Conductance and permeability activation during a complex Ca²⁺ spike. a, Reconstruction of a filled L5 pyramidal neuron stained with biocytin, illustrating electrode placement. b, The activation of seven ion channels inserted into the model during the dendritic Ca²⁺ spike simulated in Figure 5e at 600 μm from the soma. Left, Activation of G_Na (pink trace) and G_Kf (blue trace) conductances. Middle, Activation of P_HVA (orange trace) and P_MVA (purple trace) permeabilities. Right, Activation of G_Ks (red trace), G_BK (green trace), and G_SK (dark blue trace) conductances. c, The activation of seven ion channels inserted into the model during the dendritic Ca²⁺ spike simulated in Figure 5e at 470 μm from the soma. Left, Activation of G_Na (pink trace) and G_Kf (blue trace) conductances. Middle, Activation of P_HVA (orange trace) and P_MVA (purple trace) permeabilities. Right, Activation of G_Ks (red trace), G_BK (green trace), and G_SK (dark blue trace) conductances.

Figure 12.

Modulation of the dendritic spike propagation. a, Reconstruction of a filled L5 pyramidal neuron stained with biocytin, illustrating electrode placement. b, A dendritic spike changed to BAC firing. b1, An EPSP-like current of 2 nA (rising τ = 2 ms, declining τ = 10 ms) was injected through the gray pipette (800 μm) into a dendrite of one of the optimized models (Table 1, cell 5). The simulated voltage response showed the shape of an EPSP at the soma (black trace) and at the apical dendrite (300 μm, blue trace; 600 μm, red trace). b2, A small depolarizing current at the proximal dendrite (300 μm, blue electrode) was injected (0.2 nA, 50 ms, onset 30 ms before the EPSP-like current).

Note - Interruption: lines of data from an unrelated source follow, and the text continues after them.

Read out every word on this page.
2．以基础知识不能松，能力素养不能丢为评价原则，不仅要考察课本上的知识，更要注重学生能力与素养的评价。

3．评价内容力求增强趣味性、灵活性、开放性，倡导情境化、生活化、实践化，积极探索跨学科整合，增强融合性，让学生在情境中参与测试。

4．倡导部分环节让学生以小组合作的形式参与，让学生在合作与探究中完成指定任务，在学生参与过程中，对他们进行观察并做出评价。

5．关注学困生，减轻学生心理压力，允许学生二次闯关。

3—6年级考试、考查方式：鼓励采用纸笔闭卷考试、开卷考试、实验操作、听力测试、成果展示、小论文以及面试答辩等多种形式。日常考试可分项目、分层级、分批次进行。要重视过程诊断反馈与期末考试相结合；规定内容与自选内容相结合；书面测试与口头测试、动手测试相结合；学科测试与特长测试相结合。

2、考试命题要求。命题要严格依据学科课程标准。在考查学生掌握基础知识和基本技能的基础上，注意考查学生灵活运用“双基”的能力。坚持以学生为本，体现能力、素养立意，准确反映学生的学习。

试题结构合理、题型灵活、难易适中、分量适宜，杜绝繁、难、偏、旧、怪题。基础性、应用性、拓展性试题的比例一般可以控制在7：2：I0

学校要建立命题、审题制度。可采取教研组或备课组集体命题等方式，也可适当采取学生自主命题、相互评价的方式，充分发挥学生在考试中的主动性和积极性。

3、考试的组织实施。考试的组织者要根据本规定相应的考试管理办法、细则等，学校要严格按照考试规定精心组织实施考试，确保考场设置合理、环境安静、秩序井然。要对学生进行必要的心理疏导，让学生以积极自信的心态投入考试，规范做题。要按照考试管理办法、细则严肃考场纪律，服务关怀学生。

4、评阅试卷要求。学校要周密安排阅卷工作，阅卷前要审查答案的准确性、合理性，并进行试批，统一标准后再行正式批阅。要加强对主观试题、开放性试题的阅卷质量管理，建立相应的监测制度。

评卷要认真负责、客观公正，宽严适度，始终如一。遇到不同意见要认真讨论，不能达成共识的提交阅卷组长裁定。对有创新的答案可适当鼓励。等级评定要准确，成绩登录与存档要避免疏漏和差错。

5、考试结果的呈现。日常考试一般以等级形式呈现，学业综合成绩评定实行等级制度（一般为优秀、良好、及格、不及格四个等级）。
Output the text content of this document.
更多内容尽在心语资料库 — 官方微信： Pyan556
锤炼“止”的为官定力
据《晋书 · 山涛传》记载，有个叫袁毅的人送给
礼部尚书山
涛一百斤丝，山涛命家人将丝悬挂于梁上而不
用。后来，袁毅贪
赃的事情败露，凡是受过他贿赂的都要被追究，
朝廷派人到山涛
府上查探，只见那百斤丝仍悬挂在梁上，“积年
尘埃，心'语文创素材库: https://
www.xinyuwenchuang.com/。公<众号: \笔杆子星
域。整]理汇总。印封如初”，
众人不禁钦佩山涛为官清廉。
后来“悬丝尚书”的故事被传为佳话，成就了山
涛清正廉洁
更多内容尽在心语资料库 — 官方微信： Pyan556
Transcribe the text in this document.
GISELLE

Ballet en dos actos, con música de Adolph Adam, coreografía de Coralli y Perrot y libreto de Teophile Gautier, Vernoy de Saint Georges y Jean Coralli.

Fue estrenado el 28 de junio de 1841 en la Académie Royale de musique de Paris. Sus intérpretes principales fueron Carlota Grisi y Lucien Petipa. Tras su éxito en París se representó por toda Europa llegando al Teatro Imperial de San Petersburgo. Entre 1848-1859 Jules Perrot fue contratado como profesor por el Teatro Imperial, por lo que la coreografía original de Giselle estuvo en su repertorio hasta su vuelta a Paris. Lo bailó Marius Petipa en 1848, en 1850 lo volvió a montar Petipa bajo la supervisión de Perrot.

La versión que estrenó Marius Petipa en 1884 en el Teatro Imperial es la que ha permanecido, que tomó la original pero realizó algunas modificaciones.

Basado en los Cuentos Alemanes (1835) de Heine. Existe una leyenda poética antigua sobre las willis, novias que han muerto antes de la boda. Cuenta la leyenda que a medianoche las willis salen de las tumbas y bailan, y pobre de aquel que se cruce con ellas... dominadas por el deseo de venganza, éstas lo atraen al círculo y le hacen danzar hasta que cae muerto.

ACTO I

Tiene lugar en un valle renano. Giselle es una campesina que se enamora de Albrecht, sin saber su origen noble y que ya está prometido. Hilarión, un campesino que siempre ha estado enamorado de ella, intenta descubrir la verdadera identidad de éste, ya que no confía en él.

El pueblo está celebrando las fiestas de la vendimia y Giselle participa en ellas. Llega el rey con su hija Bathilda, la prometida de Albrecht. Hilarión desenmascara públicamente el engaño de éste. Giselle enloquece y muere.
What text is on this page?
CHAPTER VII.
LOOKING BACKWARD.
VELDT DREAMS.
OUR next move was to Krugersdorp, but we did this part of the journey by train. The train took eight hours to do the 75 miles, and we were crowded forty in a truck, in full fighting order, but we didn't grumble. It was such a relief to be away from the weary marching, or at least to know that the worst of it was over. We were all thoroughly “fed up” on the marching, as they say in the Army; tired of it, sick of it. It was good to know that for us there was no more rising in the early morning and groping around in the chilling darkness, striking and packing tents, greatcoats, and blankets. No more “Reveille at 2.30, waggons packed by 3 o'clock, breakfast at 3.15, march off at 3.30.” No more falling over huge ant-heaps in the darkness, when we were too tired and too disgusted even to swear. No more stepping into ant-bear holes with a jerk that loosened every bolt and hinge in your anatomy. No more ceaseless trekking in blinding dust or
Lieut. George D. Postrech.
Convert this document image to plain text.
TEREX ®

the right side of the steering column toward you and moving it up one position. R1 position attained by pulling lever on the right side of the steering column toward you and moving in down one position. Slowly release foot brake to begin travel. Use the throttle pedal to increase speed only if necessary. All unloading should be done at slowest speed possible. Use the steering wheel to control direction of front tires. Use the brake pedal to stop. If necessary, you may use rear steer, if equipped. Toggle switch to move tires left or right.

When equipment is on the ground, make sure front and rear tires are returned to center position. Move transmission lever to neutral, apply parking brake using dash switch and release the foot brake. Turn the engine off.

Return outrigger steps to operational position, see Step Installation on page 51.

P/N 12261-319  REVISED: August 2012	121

The dendritic spike converted to a Ca²⁺ spike at the distal dendrite (red trace). c, A dendritic AP changed to a dendritic spike. c1, An EPSP-like current injection of 3 nA (rising τ = 2 ms, declining τ = 10 ms) through the gray pipette (800 μm, bottom) generated a dendritic potential at the distal apical dendrite (red trace) that propagated to the soma (black trace). c2, Hyperpolarizing current (−0.4 nA, 50 ms, onset 30 ms before the EPSP-like current) was injected into the proximal dendrite (300 μm, blue electrode). The hyperpolarizing current caused the dendritic AP to convert to a dendritic spike (red trace).

Figure 13.

Simulated NMDA spikes within and between dendrite branches. a, Reconstruction of a layer 5 pyramidal neuron stained with biocytin, illustrating electrode placement. b, A NMDA-like spike was evoked through two distal pipettes (green and orange) after inserting NMDA and AMPA synapses (Larkum et al., 2009) into one of the optimized models (Table 1, cell 5). Left, Integration within branches. First, the distal pipettes (green and orange) were activated separately (black traces) and then simultaneously (red traces). The EPSPs were simulated 150 μm below the orange pipette. The blue trace represents the summation of the two individual activations. The summation is shown for weak, medium, and strong stimuli. The distance between the two pipettes at the same branch was 26 μm. Right, Integration between branches. First, the distal pipettes (gray and orange) were activated separately (black traces) and then simultaneously (red traces). The EPSPs were simulated 150 μm below the orange pipette. The summation is shown for weak, medium, and strong stimuli. c, Expected versus actual simulated EPSP intervals are plotted for a range of stimulus intensities for summation within the branch (red line) and between branches (blue line).